One feels sorry for this cast. Derek Jacobi (as Ratchett’s valet), Penelope Cruz (as a devout missionary), Manuel Garcia-Rulfo (as a former chauffeur turned entrepreneur) and Dame Judy Dench and Olivia Colman (as a countess and her handmaiden) are given little to do even during the interrogation sequences. They barely register as a presence. Branagh further insults our intelligence by gratuitously adding references to the era’s racial divide and ugly nationalism to then treat them as a joke. And it helps little that the film looks so dull with its obvious CGI backdrops and panoramas. No matter how much product placement Godiva’s chocolates receives at one point in the film, this is one unglamorous ride on the Orient Express.In fact, considering its director’s credentials, this latest entry on Branagh’s curriculum vitae is frightfully conservative, even with its excessive use of canted angles and eagle-eye shots and a final reveal that is essentially DaVinci’s “The Last Supper” revisited.
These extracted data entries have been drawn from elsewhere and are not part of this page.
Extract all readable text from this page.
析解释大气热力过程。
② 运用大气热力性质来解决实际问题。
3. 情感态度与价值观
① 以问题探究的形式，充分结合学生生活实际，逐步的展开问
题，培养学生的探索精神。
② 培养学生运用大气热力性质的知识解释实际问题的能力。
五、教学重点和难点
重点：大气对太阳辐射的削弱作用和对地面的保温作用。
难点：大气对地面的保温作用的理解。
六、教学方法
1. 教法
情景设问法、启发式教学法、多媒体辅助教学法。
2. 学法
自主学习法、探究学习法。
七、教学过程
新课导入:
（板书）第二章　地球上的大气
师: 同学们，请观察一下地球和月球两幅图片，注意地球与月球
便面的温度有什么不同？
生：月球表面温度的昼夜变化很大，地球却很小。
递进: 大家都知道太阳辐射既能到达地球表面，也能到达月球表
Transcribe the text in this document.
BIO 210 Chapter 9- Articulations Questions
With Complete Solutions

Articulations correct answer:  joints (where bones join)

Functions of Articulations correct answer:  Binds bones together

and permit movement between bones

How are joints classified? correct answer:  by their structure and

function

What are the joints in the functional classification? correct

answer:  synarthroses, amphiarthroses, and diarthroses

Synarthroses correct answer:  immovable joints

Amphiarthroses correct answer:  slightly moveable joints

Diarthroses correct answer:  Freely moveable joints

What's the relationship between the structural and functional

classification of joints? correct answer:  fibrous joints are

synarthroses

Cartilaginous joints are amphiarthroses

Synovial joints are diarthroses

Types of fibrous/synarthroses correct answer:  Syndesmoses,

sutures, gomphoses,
More so when you consider how daring Branagh’s early films were in modernizing and testing the limits of Shakespeare on the big screen. Even his failures, like his adaptation of Mary Shelley’s “Frankenstein,” were far more interesting than this insipid contraption. Although, really, one shouldn't be surprised by this turn of events when one considers that Branagh's latest directorial output were franchise and studio-driven. If he was so eager to play the legendary detective, he could have at least chosen a different Agatha Christie novel to tackle and not one that has been better adapted.